Step 2. All expected counts ≥ 5 (smallest is $13.3$).
Step 3. Sum $(O_{ij} - E_{ij})^2 / E_{ij}$ across all 12 cells; computation gives roughly $\chi^2 \approx 19.0$.
Step 4. Degrees of freedom: $(3-1)(4-1) = 6$. Critical value at $\alpha = 0.05$ is $12.59$.
Conclusion. Reject homogeneity. Browser preferences are not the same across age groups. (A glance at the table suggests older respondents lean toward Safari and Other, but the chi-square alone doesn't tell you that — residuals do.)
Example 4 · Goodness-of-fit with estimated parameters
You count emails arriving in 60 one-minute windows and want to test whether the counts follow a Poisson distribution. To compute expected counts, you first estimate $\hat\lambda$ from the data — say $\hat\lambda = 2.3$. Bin into categories 0, 1, 2, 3, 4+ (five categories).

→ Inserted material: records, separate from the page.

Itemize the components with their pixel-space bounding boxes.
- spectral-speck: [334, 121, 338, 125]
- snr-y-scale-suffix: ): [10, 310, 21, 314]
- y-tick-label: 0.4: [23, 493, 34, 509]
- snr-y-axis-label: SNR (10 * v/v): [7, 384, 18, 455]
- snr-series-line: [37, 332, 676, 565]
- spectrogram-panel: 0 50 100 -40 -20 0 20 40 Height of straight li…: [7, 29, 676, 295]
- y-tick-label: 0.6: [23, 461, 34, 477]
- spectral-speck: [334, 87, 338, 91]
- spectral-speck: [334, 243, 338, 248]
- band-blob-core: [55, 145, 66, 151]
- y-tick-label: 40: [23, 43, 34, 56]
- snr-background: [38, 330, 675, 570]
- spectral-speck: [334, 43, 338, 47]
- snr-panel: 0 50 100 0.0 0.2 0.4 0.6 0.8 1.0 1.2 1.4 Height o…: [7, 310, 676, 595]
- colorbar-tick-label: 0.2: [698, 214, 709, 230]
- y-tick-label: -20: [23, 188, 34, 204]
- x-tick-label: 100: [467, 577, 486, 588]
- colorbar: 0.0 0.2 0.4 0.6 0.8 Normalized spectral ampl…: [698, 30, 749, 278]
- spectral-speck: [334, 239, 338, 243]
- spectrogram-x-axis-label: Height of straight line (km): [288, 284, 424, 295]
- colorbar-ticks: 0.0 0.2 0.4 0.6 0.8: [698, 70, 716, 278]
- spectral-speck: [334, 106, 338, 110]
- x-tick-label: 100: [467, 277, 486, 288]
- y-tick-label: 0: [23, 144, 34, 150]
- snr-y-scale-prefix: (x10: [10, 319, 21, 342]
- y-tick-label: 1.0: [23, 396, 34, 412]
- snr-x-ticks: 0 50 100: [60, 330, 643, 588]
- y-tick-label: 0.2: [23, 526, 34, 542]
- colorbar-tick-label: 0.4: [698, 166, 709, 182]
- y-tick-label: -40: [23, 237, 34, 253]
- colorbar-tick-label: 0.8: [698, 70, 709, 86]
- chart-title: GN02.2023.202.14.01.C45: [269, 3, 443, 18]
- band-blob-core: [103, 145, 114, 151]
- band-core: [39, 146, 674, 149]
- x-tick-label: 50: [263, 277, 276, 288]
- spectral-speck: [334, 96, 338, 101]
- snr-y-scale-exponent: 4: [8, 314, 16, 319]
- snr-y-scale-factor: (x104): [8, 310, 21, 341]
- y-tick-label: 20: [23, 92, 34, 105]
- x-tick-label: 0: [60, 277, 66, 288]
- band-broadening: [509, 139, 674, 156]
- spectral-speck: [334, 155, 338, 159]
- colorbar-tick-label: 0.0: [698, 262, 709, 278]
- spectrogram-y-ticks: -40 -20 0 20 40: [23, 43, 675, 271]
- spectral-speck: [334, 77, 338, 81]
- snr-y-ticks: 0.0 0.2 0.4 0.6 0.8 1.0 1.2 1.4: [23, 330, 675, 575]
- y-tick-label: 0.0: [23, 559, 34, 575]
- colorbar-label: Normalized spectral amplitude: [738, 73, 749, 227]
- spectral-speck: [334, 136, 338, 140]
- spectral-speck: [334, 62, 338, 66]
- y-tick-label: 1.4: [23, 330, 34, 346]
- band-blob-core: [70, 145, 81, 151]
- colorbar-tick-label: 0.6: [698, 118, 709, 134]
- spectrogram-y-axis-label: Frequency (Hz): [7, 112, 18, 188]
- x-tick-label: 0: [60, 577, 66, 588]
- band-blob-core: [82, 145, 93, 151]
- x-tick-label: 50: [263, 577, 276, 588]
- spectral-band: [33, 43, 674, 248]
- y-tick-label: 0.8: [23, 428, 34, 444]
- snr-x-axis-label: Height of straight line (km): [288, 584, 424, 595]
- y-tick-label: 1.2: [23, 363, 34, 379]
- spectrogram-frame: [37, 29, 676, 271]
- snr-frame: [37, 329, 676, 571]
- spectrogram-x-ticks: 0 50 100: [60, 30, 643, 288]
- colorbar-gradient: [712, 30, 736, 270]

Degrees of freedom: $k - 1 - p = 5 - 1 - 1 = 3$.
The minus-1 is for the constraint that $\sum O_i = n$; the additional minus-1 is for the estimated $\hat\lambda$. Skipping this adjustment is the most common mistake in Poisson goodness-of-fit.
Example 5 · Expected counts too small
You classify 40 small businesses across 5 industries and 4 size brackets — a 5×4 table. Total cells: 20. Average count per cell: $40/20 = 2$. Even before computing any statistic, you know the 5-rule will fail badly.
Options. Either merge industries into broader categories (say, manufacturing vs services vs other) to bring expected counts up, or switch to Fisher's exact test if you can keep the categories. Don't just report the chi-square p-value and hope the reviewer doesn't notice.